En mon sein est un roi, d’abord petit, tout petit, couché, livré, sur la paille de mon dénuement. Il est livré à ma liberté, à mon bon vouloir, à mon désir d’entrer ou pas en relation avec lui, à ma décision d’être à la hauteur des promesses de son regard aimant.
Me laisser troubler ? Laisser le regard du nouveau-né, du si petit, me transpercer?
Ce regard qui me voit au-delà de mes masques, au-delà des hardes dont je me suis laissé vêtir parce que c’était prétendument « pour mon bien »…
Ce regard qui me révèle : Aurais-je assez de toute ma vie pour en saisir l’enjeu ?
La quête de ce regard-là est fragile, parfois ténue, parfois vrombissante, à la faveur d’un séisme de l’âme, qui brusquement se souvient de la « Présence » et qui l’appelle dans sa détresse.
En fait, il est là, pour toujours, pour moi, pour tous.
Force de Vie, force de l’amour, force du don sans mérite !
Douceur obstinée, comme celle d’une goutte d’eau qui inlassablement tombe sur la pierre de mon inertie et finit par y creuser un trou, une béance, qui n’est remplie que par mon consentement à cette présence de gratuité.
Gratuité qui me conduit à la gratitude envers la Vie de ce Roi, et peut, par instant faire de moi la reine qu’il a tissée en m’appelant un jour à la vie.

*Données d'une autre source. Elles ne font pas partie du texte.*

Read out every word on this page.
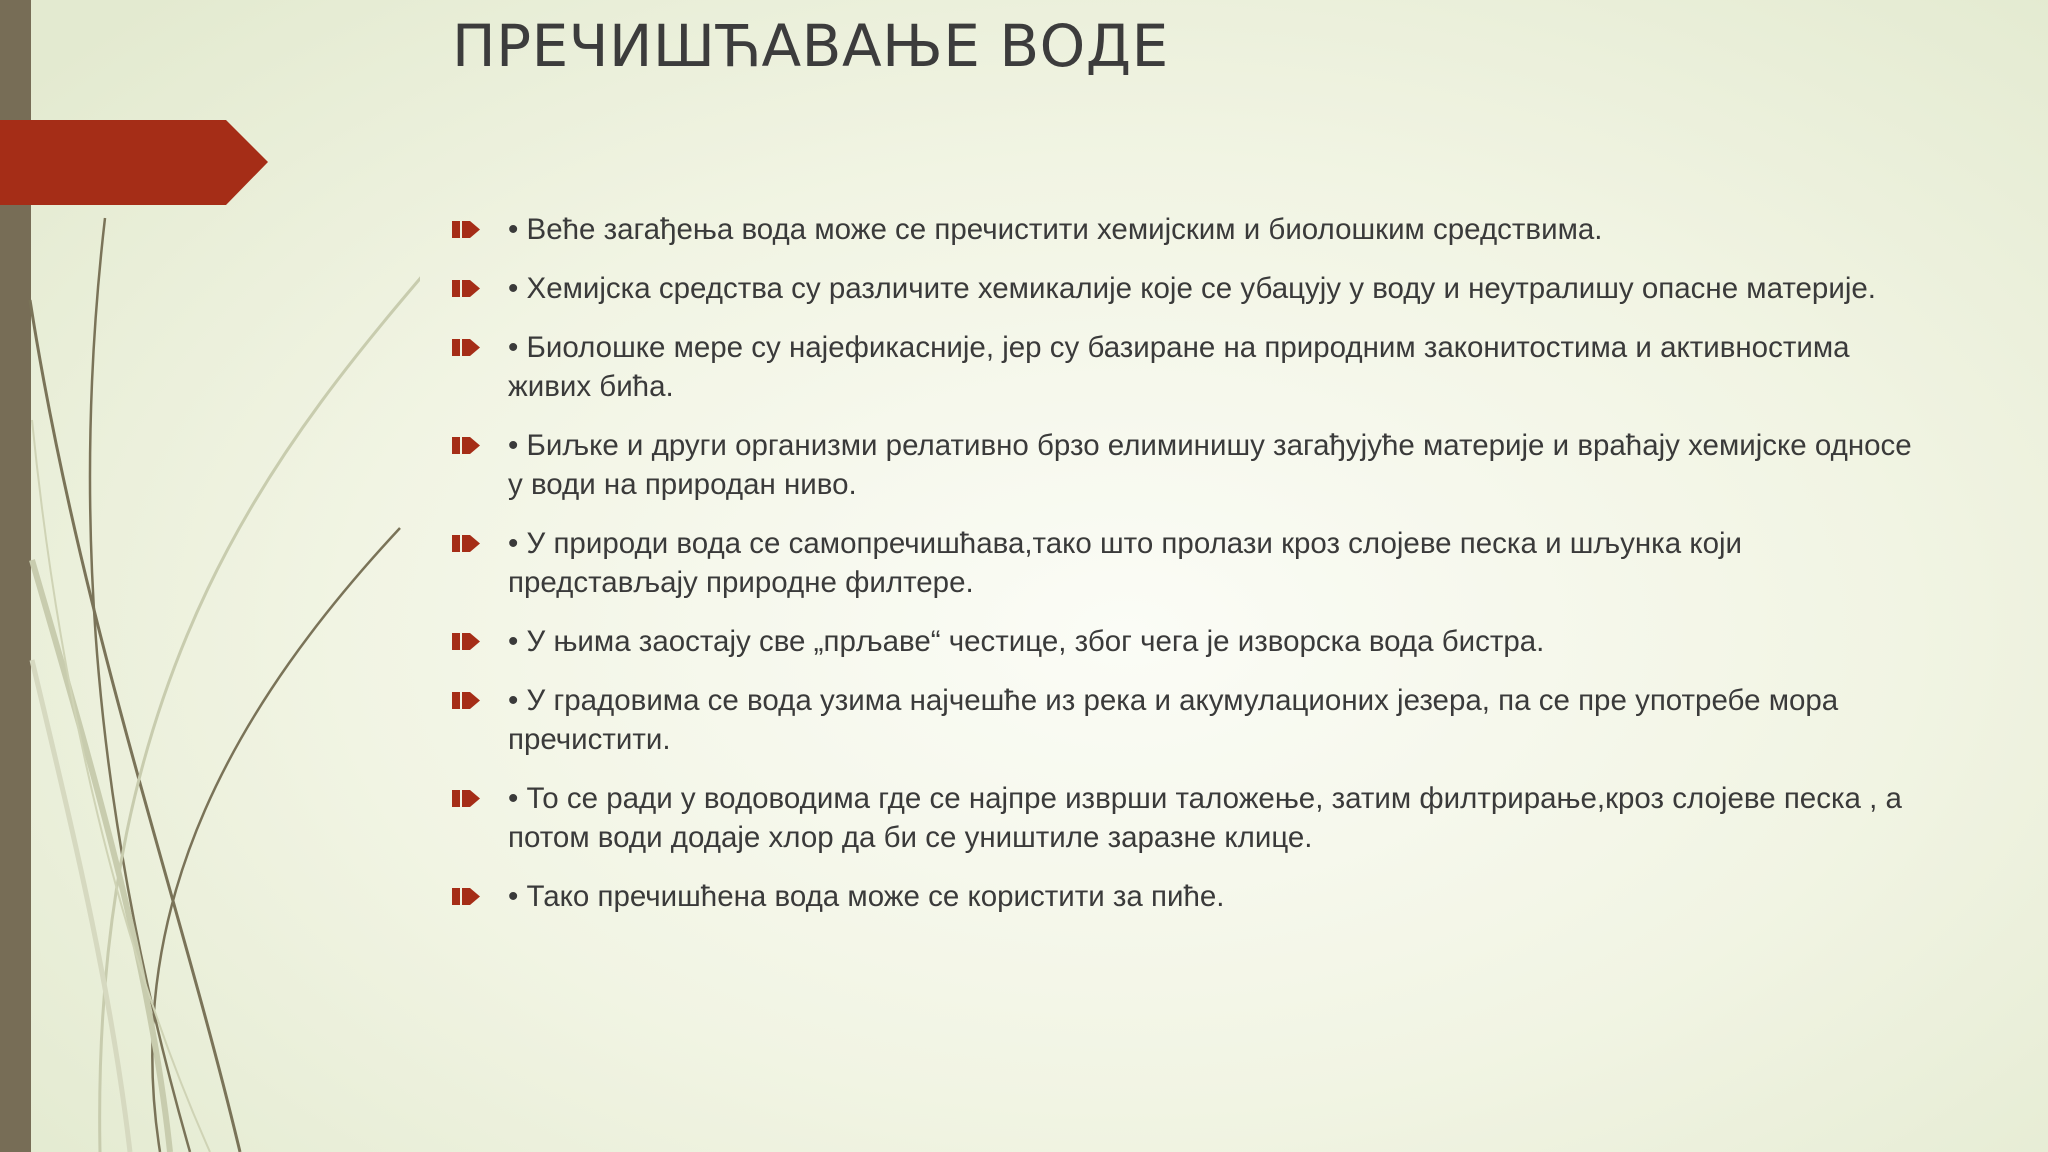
ПРЕЧИШЋАВАЊЕ ВОДЕ
• Веће загађења вода може се пречистити хемијским и биолошким средствима.
• Хемијска средства су различите хемикалије које се убацују у воду и неутралишу опасне материје.
• Биолошке мере су најефикасније, јер су базиране на природним законитостима и активностима живих бића.
• Биљке и други организми релативно брзо елиминишу загађујуће материје и враћају хемијске односе у води на природан ниво.
• У природи вода се самопречишћава,тако што пролази кроз слојеве песка и шљунка који представљају природне филтере.
• У њима заостају све „прљаве“ честице, због чега је изворска вода бистра.
• У градовима се вода узима најчешће из река и акумулационих језера, па се пре употребе мора пречистити.
• То се ради у водоводима где се најпре изврши таложење, затим филтрирање,кроз слојеве песка , а потом води додаје хлор да би се уништиле заразне клице.
• Тако пречишћена вода може се користити за пиће.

Debout, Talita koum, une reine, humble servante avance à pas lents pour ne rien écraser du monde, mais louer en tout temps, en toute circonstance, exalter la beauté et relever parfois ceux qui sont courbés.
En mon sein est un roi qui veut faire de moi l’écrin de son accueil, et me pousser, les mains ouvertes, à en partager l’indicible, à l’annoncer pour donner à ce monde une couleur de joie d’espérance et d’amour. De cet amour qui ne se mérite pas, mais est juste cette offrande livrée sur une mangeoire, à la dévoration du monde, pour combler de bien les affamés que nous sommes, le plus souvent à notre insu.
En ton sein est un Roi qui te veut reine, pour t’offrir la couronne de servante de la Vie.